Warm Spring tribal members have been preserving their heritage through audio recordings of songs, legends, oral histories, and Tribal Council meetings dating back to the 1950s. With the help of a grant from the Oregon Heritage Commission, Oregon Folklife Network staff Emily West Afanador and Sanna Parikka accompanied University of Oregon Librarian Nathan Georgitis on a trip to Warm Springs Culture Department to work together on making these recordings stable and accessible for future generations. Georgitis installed new digitization equipment and trained Warm Springs staff and volunteers, Valerie Switzler, Dallas Winishut, and Greg Arquette in best practices for sound preservation. Meanwhile, Afanador and Parikka documented the process with photos, video, and interviews. The OFN website will soon feature an online audio digitization training module to make this preservation process available to all Oregonians.

It is a privilege to work with the Warm Springs Culture Department, where projects like this are just one of the many efforts to revitalize cultural knowledge and practices that were forbidden during the boarding school assimilation era just a generation or two ago. Arquette is eager for the knowledge he will gain by listening to tapes of elders; Winishut will build curriculum with the native language recordings for use in Warm Springs language immersion classrooms; and Switzler is confident that the voices of tradition-keepers on those recordings will serve as important cultural role models for today’s tribal youth.

Traditional Artist Spotlight: Kelli Palmer

Sanna Parikka, OFN Intern

Kelli Palmer and her apprentice, Joy Ramirez, create American Indian cornhusk baskets and bags by combining the traditional materials, cornhusk and buckskin hide, with colorful rayon raffia ribbon. Traditionally, cornhusk baskets were used for food storage and during wedding trades. Since then, the craft has developed to include purses, side bags, and horse regalia for show.

Cornhusk weaving is a labor-intensive art form. The husk needs to be handled wet, and an experienced weaver can take up to an hour to complete just one row of a basket. Nevertheless, Palmer strives to use real cornhusk as much as possible; she adds colored rayon raffia because its colors last much longer than the hues of colored cornhusk.
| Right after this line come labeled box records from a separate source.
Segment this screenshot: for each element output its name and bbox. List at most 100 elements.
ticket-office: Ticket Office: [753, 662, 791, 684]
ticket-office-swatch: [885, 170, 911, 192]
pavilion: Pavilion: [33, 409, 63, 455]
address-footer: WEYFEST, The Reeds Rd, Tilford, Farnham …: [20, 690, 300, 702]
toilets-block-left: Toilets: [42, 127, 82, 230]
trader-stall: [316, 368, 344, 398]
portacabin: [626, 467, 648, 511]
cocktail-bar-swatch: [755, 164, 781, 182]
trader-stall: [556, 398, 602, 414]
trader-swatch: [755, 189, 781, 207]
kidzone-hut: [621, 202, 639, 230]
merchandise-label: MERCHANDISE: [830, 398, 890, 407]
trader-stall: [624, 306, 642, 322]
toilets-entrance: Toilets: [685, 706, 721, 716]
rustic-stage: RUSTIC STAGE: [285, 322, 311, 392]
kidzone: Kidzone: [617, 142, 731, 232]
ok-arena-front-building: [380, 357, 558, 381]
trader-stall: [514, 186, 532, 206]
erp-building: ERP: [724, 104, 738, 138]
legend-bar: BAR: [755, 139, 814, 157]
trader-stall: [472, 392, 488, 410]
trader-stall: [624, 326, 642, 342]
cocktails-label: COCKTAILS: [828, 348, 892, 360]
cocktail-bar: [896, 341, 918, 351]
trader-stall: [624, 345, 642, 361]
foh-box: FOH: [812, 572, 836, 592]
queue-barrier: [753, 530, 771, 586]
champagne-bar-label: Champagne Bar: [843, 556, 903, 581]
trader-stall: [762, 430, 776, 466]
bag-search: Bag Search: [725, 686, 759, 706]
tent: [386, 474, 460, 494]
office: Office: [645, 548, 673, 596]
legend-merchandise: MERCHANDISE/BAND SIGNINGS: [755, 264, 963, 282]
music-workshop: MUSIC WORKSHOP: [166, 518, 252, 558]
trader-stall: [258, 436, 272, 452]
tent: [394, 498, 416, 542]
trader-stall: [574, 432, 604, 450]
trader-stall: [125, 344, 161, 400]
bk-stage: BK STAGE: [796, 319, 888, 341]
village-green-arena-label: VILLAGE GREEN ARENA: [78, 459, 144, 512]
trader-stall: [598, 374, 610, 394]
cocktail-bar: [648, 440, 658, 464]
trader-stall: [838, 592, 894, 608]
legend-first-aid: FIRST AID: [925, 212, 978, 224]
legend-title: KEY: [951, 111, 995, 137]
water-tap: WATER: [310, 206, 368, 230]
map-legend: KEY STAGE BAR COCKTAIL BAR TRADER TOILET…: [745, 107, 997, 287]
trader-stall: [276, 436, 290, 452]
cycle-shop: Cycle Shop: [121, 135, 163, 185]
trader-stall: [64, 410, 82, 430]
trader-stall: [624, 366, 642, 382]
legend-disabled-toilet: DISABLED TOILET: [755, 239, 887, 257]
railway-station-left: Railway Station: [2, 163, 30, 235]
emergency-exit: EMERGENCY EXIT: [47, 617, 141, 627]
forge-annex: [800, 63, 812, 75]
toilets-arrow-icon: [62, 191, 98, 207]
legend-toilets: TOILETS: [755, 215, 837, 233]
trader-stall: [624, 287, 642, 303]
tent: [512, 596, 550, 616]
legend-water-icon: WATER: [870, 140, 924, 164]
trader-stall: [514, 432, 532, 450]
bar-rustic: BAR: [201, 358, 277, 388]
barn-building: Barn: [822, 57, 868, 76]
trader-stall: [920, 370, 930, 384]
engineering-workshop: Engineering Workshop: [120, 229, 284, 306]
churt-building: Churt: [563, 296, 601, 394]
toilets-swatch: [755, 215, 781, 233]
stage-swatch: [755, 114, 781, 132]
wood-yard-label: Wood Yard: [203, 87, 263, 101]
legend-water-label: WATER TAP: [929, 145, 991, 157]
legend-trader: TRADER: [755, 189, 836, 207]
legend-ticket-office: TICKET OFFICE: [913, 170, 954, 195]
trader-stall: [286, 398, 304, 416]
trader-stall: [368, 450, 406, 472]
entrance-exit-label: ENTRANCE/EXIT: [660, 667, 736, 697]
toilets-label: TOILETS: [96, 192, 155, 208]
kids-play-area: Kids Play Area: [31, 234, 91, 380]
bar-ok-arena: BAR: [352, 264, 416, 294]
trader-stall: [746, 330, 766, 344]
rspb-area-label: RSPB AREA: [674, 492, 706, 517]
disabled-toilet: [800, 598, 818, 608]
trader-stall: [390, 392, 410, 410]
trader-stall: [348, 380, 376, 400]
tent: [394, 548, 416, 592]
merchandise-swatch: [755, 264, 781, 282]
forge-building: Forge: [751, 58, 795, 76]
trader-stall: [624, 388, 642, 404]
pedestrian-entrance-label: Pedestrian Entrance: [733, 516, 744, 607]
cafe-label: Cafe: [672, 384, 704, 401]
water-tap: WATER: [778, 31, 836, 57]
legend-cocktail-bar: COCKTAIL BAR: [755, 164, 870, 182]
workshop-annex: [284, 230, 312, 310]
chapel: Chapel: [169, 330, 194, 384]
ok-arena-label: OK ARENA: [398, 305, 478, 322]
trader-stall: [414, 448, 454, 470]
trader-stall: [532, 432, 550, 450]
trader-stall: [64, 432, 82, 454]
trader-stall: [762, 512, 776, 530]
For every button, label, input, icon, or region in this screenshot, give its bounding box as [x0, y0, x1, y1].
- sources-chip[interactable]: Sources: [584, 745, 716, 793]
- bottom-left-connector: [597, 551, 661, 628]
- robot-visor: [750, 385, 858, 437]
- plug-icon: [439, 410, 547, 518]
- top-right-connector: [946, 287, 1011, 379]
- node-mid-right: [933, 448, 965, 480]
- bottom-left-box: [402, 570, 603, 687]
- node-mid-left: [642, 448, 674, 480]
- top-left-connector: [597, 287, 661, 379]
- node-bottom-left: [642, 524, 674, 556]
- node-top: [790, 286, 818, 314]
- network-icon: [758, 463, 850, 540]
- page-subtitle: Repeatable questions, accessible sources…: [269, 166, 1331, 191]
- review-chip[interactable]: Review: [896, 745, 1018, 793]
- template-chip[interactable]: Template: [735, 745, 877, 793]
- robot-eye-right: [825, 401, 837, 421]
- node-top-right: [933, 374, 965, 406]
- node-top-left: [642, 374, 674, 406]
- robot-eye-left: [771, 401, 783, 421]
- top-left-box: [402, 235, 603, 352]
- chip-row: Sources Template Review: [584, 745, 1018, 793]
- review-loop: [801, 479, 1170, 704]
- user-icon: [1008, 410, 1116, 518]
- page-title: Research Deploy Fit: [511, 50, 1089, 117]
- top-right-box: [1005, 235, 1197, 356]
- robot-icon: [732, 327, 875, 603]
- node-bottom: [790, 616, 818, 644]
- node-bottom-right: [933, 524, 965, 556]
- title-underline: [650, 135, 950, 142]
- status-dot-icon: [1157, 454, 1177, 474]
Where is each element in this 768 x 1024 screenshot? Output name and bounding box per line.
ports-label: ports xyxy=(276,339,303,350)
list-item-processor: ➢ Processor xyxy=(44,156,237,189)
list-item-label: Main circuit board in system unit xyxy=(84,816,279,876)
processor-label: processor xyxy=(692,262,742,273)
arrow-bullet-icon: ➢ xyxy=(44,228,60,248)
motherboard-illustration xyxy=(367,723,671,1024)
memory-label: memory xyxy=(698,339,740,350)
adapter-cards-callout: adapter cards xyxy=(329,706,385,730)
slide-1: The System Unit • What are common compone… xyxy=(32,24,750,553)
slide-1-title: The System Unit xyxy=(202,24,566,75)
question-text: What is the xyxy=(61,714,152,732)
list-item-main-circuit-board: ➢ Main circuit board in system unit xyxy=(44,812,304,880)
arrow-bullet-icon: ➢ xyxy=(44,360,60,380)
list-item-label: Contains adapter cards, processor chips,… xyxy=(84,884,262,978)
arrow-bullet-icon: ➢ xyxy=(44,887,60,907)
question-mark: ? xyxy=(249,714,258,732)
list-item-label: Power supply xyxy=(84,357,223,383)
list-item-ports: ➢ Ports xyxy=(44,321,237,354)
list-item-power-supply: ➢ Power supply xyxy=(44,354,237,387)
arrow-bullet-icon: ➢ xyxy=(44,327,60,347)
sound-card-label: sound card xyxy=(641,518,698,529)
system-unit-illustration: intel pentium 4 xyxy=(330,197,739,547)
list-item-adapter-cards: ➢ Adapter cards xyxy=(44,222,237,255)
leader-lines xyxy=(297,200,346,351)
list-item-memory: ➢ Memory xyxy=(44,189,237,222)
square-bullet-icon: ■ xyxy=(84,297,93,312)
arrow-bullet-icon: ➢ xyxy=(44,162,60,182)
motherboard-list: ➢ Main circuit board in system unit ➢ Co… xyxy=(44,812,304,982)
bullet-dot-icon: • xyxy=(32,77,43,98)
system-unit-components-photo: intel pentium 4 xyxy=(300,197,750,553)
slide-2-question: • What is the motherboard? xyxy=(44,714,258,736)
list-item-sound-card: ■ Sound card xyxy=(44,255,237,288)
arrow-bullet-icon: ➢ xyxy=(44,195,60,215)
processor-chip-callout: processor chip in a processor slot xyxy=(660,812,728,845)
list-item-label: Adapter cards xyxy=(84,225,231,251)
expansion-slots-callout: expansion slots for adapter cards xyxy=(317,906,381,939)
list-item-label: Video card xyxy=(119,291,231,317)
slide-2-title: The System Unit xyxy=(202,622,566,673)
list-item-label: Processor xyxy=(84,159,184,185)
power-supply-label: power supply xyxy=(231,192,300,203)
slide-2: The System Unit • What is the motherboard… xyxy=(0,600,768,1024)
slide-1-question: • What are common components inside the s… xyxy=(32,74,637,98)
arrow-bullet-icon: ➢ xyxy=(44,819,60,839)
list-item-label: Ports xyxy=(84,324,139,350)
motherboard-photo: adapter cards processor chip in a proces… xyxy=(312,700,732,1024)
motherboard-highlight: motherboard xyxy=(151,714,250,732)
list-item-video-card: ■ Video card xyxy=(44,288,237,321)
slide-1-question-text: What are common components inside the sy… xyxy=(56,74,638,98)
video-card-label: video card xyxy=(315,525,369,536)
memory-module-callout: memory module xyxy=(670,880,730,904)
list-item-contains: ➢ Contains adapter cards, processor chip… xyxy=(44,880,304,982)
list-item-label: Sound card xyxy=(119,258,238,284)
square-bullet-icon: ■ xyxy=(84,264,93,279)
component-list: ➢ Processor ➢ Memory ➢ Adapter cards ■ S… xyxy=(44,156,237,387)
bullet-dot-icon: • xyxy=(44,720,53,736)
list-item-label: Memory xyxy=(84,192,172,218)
For her designs, Palmer sometimes pre-draws the pattern, but she also enjoys creating the images as she weaves without a predetermined design in mind. This inspires her to create novel designs, and that that’s how the patterns were traditionally being created, too.

According to Palmer, cornhusk weaving is currently gaining in popularity, and her classes fill up very quickly. She is happy to be able to teach the intricacies of the skill to Ramirez, so that eventually they can start teaching weaving classes together, preserving and passing on this skill for yet another generation.

OFN Open House and Artist Panel Discussion: Thursday April 18

The OFN staff invites you to a panel discussion with OFN traditional arts masters and an Open House on Thursday, April 18 to celebrate Oregon’s cultural heritage and our new office space!

OFN Artist Panel Discussion:
Collaboration Center
Room 121 Knight Library
2:30pm – 3:30pm

OFN Open House:
Oregon Folklife Network
Room 242 Knight Library
4:00pm – 6:00pm

Come snack, socialize, and enjoy performances by three of Oregon’s Traditional Arts masters:

Esther Stutzman (Kalapuya/Coos): Blessing and Kalapuya traditional story;
Daniela Mahoney: Slovak/Ukrainian egg decorating demonstration and talk; and
Mark Ross: Traditional old time/folk music string performance.

Preceding the Open House, we offer an Artist Panel Discussion with our master artists as an added treat for folk arts enthusiasts. Don’t miss this unique opportunity to engage with three of Oregon’s celebrated tradition bearers.